> However, internal domains should have their top domain externally registered and controlled
Not necessarily. `.internal` exists for that purpose, and people have historically used `.lan` for similar purposes. There's no particular reason internal names need to have resolvable DNS names of any kind, if they're not going to be externally accessible, unless you're trying to do something like dns-01.
> Not necessarily. `.internal` exists for that purpose …
.internal is being considered for that purpose:
> IANA has performed an evaluation to determine a suitable string to be reserved for the purpose of a top-level domain that may be used for internal or private use applications. The string “INTERNAL” has been identified as appropriate for this purpose.
> In accordance with the process described by ICANN, this assessment will be put for a public comment proceeding, followed by review and potential adoption by ICANN.
> There's no particular reason internal names need to have resolvable DNS names of any kind […]

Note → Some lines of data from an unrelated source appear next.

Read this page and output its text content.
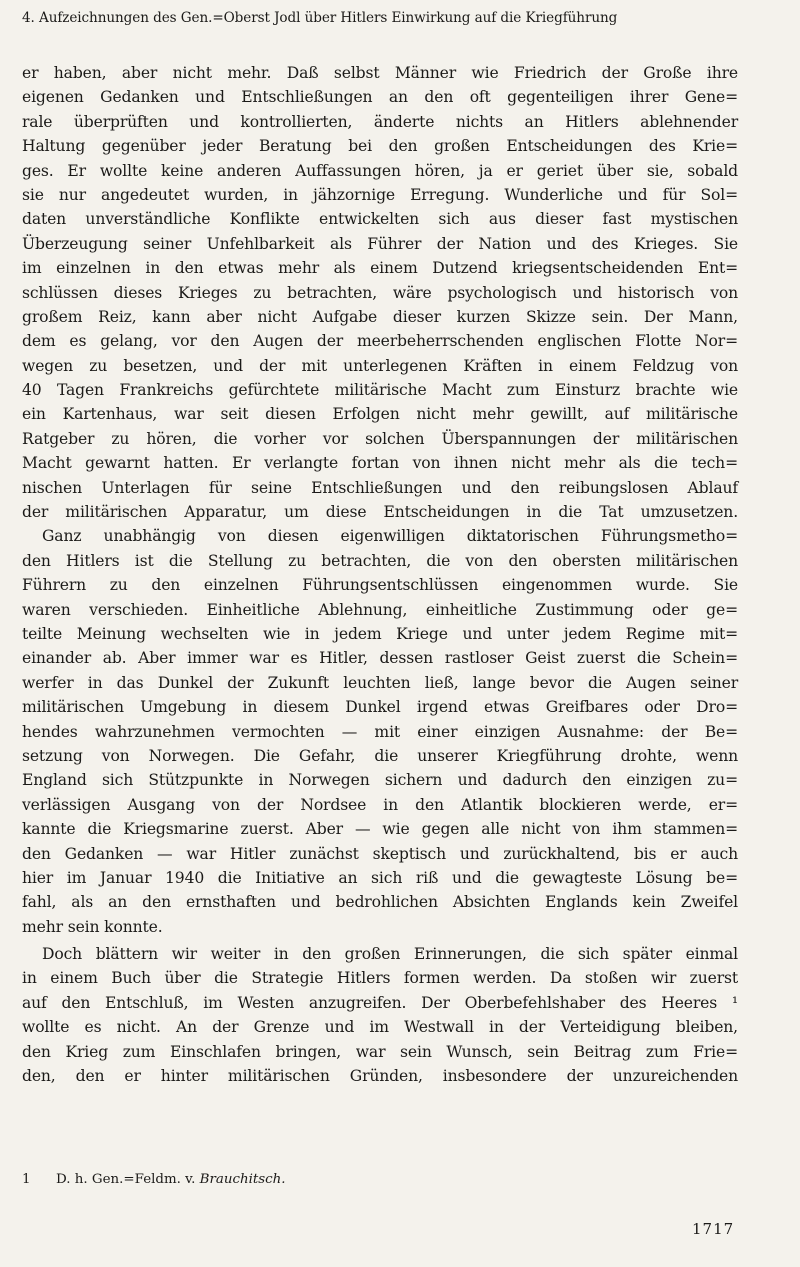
4. Aufzeichnungen des Gen.=Oberst Jodl über Hitlers Einwirkung auf die Kriegführung
er haben, aber nicht mehr. Daß selbst Männer wie Friedrich der Große ihre
eigenen Gedanken und Entschließungen an den oft gegenteiligen ihrer Gene=
rale überprüften und kontrollierten, änderte nichts an Hitlers ablehnender
Haltung gegenüber jeder Beratung bei den großen Entscheidungen des Krie=
ges. Er wollte keine anderen Auffassungen hören, ja er geriet über sie, sobald
sie nur angedeutet wurden, in jähzornige Erregung. Wunderliche und für Sol=
daten unverständliche Konflikte entwickelten sich aus dieser fast mystischen
Überzeugung seiner Unfehlbarkeit als Führer der Nation und des Krieges. Sie
im einzelnen in den etwas mehr als einem Dutzend kriegsentscheidenden Ent=
schlüssen dieses Krieges zu betrachten, wäre psychologisch und historisch von
großem Reiz, kann aber nicht Aufgabe dieser kurzen Skizze sein. Der Mann,
dem es gelang, vor den Augen der meerbeherrschenden englischen Flotte Nor=
wegen zu besetzen, und der mit unterlegenen Kräften in einem Feldzug von
40 Tagen Frankreichs gefürchtete militärische Macht zum Einsturz brachte wie
ein Kartenhaus, war seit diesen Erfolgen nicht mehr gewillt, auf militärische
Ratgeber zu hören, die vorher vor solchen Überspannungen der militärischen
Macht gewarnt hatten. Er verlangte fortan von ihnen nicht mehr als die tech=
nischen Unterlagen für seine Entschließungen und den reibungslosen Ablauf
der militärischen Apparatur, um diese Entscheidungen in die Tat umzusetzen.
Ganz unabhängig von diesen eigenwilligen diktatorischen Führungsmetho=
den Hitlers ist die Stellung zu betrachten, die von den obersten militärischen
Führern zu den einzelnen Führungsentschlüssen eingenommen wurde. Sie
waren verschieden. Einheitliche Ablehnung, einheitliche Zustimmung oder ge=
teilte Meinung wechselten wie in jedem Kriege und unter jedem Regime mit=
einander ab. Aber immer war es Hitler, dessen rastloser Geist zuerst die Schein=
werfer in das Dunkel der Zukunft leuchten ließ, lange bevor die Augen seiner
militärischen Umgebung in diesem Dunkel irgend etwas Greifbares oder Dro=
hendes wahrzunehmen vermochten — mit einer einzigen Ausnahme: der Be=
setzung von Norwegen. Die Gefahr, die unserer Kriegführung drohte, wenn
England sich Stützpunkte in Norwegen sichern und dadurch den einzigen zu=
verlässigen Ausgang von der Nordsee in den Atlantik blockieren werde, er=
kannte die Kriegsmarine zuerst. Aber — wie gegen alle nicht von ihm stammen=
den Gedanken — war Hitler zunächst skeptisch und zurückhaltend, bis er auch
hier im Januar 1940 die Initiative an sich riß und die gewagteste Lösung be=
fahl, als an den ernsthaften und bedrohlichen Absichten Englands kein Zweifel
mehr sein konnte.
Doch blättern wir weiter in den großen Erinnerungen, die sich später einmal
in einem Buch über die Strategie Hitlers formen werden. Da stoßen wir zuerst
auf den Entschluß, im Westen anzugreifen. Der Oberbefehlshaber des Heeres ¹
wollte es nicht. An der Grenze und im Westwall in der Verteidigung bleiben,
den Krieg zum Einschlafen bringen, war sein Wunsch, sein Beitrag zum Frie=
den, den er hinter militärischen Gründen, insbesondere der unzureichenden
1 D. h. Gen.=Feldm. v. Brauchitsch.
1717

Sure there are: for putting into a certificate which can be linked to a public certificate authority (CA) so that users don't have to install a custom/private CA just to use internal services. I'm at a place where the dumbass team before me used an internal-only TLD (lan/local/internal), and now we (the new team) can't issue certs for things internally.
I did specifically say "unless you're trying to do something like dns-01". If you want to issue public certificates for your internal domains, by all means use a public name for them.

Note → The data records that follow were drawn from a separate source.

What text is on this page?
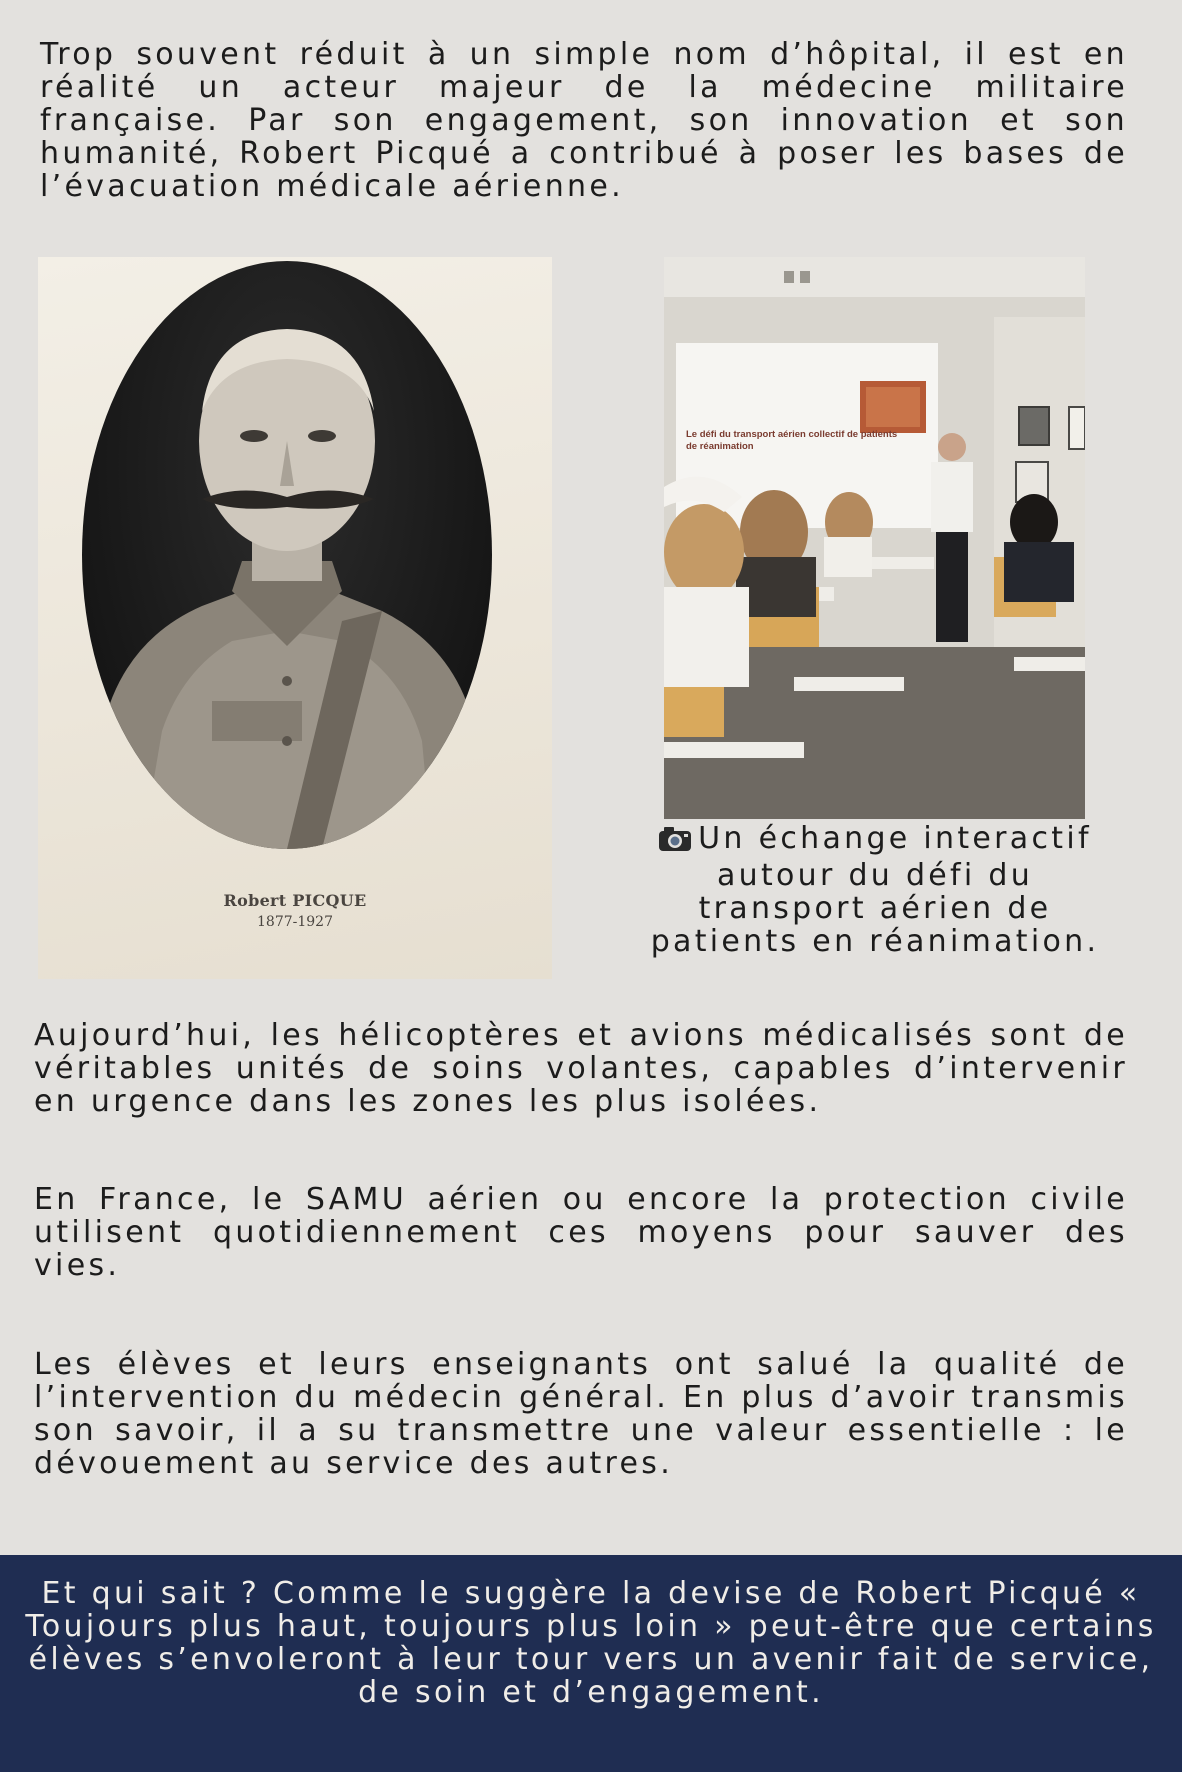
Trop souvent réduit à un simple nom d’hôpital, il est en réalité un acteur majeur de la médecine militaire française. Par son engagement, son innovation et son humanité, Robert Picqué a contribué à poser les bases de l’évacuation médicale aérienne.

Robert PICQUE
1877-1927
Le défi du transport aérien collectif de patients de réanimation

Un échange interactif autour du défi du transport aérien de patients en réanimation.

Aujourd’hui, les hélicoptères et avions médicalisés sont de véritables unités de soins volantes, capables d’intervenir en urgence dans les zones les plus isolées.

En France, le SAMU aérien ou encore la protection civile utilisent quotidiennement ces moyens pour sauver des vies.

Les élèves et leurs enseignants ont salué la qualité de l’intervention du médecin général. En plus d’avoir transmis son savoir, il a su transmettre une valeur essentielle : le dévouement au service des autres.

Et qui sait ? Comme le suggère la devise de Robert Picqué « Toujours plus haut, toujours plus loin » peut-être que certains élèves s’envoleront à leur tour vers un avenir fait de service, de soin et d’engagement.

In my experience, you can and will encounter a situation with conflicting resolvings of .internal unless the use is all properly scoped to broadcast and administrative zones (ha ha ha fat chance, though respect to anyone who really tries).
.lan, .home, and similar have the issue that they aren't actually reserved so they can conflict (see the land-grab of .dev that Google did after ICANN opened up TLDs).
The one way that has most stability (and is best recommendation I have seen) is to have a publicly reserved zone, which doesn't need to have anything other than NS records pointing to hostnames visible from your internal networks (I am always tempted to have essentially NS -> AAAA + PTR pointing at anycast internal v6 address).
Turns out it does not need to be separate domain from some other domain of yours, it can be let's say i.your-company-name.com. - I am partial to your-company-name.net. but that can be confusing for less computer crazy people.
Not necessarily. `.internal` exists for that purpose, and people have historically used `.lan` for similar purposes. There's no particular reason internal names need to have resolvable DNS names of any kind, if they're not going to be externally accessible, unless you're trying to do something like dns-01.